Lausanne flops as Russians buy time to crush Aleppo
Stakeholders in the Syrian war have failed again to bring the horrific saga to a close, as evidenced by the collapse of the Lausanne peace talks in mid-October.
Expectations were not high to begin with, even though Lausanne marked the first direct contact between US Secretary of State John Kerry and Russian Foreign Minister Sergei Lavrov since bilateral talks over Syria ended in September with a massive assault by Russian and Syrian forces on the divided northern city of Aleppo.
The Russians went all-out with the conference, nevertheless, just to tell their critics “we’re still committed to a diplomatic outcome”, when they are really stalling until the next US president is elected in November.
By January 2017, when the new president is sworn in, they hope to have reconquered the rebel-held eastern sector of Aleppo and secured the main highway from there to Damascus.
Once that is achieved, whatever hopes the Saudi-backed opposition had about controlling parts of northern Syria, let alone toppling the Bashar Assad regime in Damascus, will be dead.
The Russians were making three things clear: They do not plan to stop in Aleppo. They do not plan to share power with the Saudis or the Americans in Syria. And they do not plan to lose the war.
Lavrov is peddling an “Aleppo First” strategy, claiming that for any breakthrough to succeed, all sides need to eradicate both the Islamic State (ISIS) and Jabhat Fateh al-Sham (JSF, or Conquest of Syria Front) that was, until July, known as al-Nusra Front, al-Qaeda’s Syrian branch. Moscow considers both groups to be terrorists.
If that happened, it would be music to the ears of Assad’s government because JSF is the most serious remaining challenge on the battlefield — and the only one with a sizeable and effective Syrian power base.
If JSF is out of the picture, Lavrov apparently thinks Damascus and Moscow could easily overwhelm eastern Aleppo, greatly improving Assad’s negotiating position at any further peace talks if they are held under Russia’s terms.
Russian President Vladimir Putin recently told France’s TF1 television channel that Assad has “promised” a new Syrian constitution under which presidential elections would take place.
“If people don’t vote for President Assad, then the required democratic change will happen (anyway) but without foreign armed intervention and under strict international control,” Putin said.
“I don’t understand who could find this proposal unacceptable. It’s a democratic solution to the question of power in the country. It’s the only possible solution to the problem.”

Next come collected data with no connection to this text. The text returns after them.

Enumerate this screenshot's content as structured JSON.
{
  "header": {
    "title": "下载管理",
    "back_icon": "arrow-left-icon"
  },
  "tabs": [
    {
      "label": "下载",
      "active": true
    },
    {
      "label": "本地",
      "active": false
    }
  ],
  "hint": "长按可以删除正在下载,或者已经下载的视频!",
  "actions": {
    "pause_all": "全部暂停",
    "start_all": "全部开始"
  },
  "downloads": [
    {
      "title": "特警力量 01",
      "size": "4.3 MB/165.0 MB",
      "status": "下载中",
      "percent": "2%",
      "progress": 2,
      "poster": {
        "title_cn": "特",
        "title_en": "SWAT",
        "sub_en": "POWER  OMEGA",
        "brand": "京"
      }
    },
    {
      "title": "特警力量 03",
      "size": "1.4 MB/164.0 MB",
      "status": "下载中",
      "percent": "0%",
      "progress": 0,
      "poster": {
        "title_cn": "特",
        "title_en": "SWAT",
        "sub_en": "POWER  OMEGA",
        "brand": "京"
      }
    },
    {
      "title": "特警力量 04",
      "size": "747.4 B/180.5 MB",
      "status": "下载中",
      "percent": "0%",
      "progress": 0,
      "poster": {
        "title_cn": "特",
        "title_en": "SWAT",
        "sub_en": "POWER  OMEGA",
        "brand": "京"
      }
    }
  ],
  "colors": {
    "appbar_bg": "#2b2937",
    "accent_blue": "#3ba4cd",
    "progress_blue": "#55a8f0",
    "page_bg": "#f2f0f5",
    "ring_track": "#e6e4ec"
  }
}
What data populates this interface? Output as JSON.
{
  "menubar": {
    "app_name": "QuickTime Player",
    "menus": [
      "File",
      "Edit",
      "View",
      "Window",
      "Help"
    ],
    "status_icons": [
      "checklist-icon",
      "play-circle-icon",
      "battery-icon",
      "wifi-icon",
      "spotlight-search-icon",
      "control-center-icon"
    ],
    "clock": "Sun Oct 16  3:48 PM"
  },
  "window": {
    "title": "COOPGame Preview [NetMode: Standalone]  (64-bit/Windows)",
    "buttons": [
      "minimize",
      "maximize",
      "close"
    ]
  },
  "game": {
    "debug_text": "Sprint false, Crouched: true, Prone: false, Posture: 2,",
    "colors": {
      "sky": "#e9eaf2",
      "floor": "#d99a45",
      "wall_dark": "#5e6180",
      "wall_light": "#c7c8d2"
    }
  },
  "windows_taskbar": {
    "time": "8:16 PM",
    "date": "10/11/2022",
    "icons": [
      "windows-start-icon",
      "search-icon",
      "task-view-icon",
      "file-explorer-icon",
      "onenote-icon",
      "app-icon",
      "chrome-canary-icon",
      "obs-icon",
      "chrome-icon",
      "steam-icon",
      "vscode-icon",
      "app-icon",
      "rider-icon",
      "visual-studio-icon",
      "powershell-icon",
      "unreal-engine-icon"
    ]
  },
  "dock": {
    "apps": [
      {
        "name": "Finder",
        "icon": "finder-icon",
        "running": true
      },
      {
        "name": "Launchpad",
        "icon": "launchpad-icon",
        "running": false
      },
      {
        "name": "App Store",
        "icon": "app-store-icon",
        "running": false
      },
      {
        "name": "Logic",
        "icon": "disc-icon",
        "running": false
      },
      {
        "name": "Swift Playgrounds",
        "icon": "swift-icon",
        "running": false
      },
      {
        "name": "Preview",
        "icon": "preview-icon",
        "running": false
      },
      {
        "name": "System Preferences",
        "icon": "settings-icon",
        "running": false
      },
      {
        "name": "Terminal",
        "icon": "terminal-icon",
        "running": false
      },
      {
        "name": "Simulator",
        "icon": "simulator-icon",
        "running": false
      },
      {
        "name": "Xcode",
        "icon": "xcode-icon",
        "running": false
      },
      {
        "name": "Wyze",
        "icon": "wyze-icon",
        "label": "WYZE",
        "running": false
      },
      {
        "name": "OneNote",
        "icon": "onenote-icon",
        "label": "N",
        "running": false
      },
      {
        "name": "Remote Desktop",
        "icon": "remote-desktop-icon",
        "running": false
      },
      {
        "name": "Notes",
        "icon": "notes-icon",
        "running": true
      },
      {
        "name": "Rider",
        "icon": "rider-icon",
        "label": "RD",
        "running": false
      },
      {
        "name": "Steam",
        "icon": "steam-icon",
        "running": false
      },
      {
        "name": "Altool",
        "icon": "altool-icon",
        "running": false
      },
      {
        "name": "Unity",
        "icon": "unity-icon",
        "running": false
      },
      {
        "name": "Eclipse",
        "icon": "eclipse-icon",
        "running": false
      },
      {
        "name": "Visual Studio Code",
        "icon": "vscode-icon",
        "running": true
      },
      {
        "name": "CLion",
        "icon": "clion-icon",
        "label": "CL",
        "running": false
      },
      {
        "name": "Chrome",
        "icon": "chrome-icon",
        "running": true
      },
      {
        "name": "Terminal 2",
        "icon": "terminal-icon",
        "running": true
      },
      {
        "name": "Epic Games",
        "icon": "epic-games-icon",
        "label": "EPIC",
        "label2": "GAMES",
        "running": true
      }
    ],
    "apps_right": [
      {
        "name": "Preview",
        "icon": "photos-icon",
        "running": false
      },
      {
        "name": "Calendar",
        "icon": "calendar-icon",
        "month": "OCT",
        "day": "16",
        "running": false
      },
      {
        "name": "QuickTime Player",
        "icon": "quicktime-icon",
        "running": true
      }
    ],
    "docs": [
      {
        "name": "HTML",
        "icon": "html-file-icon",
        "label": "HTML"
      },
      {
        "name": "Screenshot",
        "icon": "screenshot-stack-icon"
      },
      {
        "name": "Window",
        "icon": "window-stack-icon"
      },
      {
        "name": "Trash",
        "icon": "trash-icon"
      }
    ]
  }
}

Basically, Putin wants to retake Aleppo and maintain Assad in power — two things Saudi Arabia adamantly opposes.
The Saudis insist that before any transition of power, Assad must step down and they say Moscow is greatly exaggerating JSF’s fighting strength in eastern Aleppo.
They are suggesting escorting JSF fighters out of Aleppo and replacing them with “moderates” of the Free Syria Army, a proposal Lavrov shot down in Lausanne.
Saudi Arabia’s hard-line stance is not shared by Turkey, another major rebel supporter that wants to see Assad gone.
The Turks went to Switzerland with a six-point agenda, discussed earlier in Istanbul by Putin and his Turkish President Recep Tayyip Erdogan.
It starts with a nationwide ceasefire that leads to humanitarian aid under UN auspices to all besieged towns and villages. Ankara also wants to unite efforts between Turkey, Russia and the United States in the war on terror.
Then comes a no-fly zone, something Turkey has sought for years. Ideally, it would extend along Turkey’s border with northern Syria, embracing the strategic cities of Jarabulus, occupied by the Turks since August, Manbij, al-Bab and Azaz.
The size of the zone would be about 5,000 sq. km and would be used both to block Kurdish efforts to establish an independent statelet on the Syrian side of the frontier, as well as provide a springboard in the war against the Islamic State (ISIS).
In exchange for agreeing to this demand, Erdogan is prepared to turn a blind eye to Russia and Syria crushing the rebels in eastern Aleppo.
State-run media in Damascus and Moscow, far from trashing the Lausanne gathering, actually reported that it went well because the Russians sought neither a breakthrough nor a ceasefire but, rather, to make a strong articulation on where they both stood regarding the fate of Aleppo and any future political deal.
Moscow made it clear that the remorseless assault on battered Aleppo will continue until the rebels there surrender to Assad’s forces.
The Russians insisted that the Geneva III talks, suspended since April, are not dead and will resume after Aleppo has been neutralised, which they hope to achieve before the US elections in early November.
This is the end objective of the Russian Air Force — securing Damascus and Aleppo and cornering what remains of Islamic groups in Idlib and Deir ez-Zor — thus imposing a reality the next US president will have to deal with.
They believe that the United States is incapable of offering more than lip service to Syria’s rebels in the dying weeks of Barack Obama’s administration and will be too busy with domestic issues between January and July 2017 to do anything serious about Syria.
This, they assess, gives Putin time to enforce his will on all stakeholders in the war — militarily first and then politically.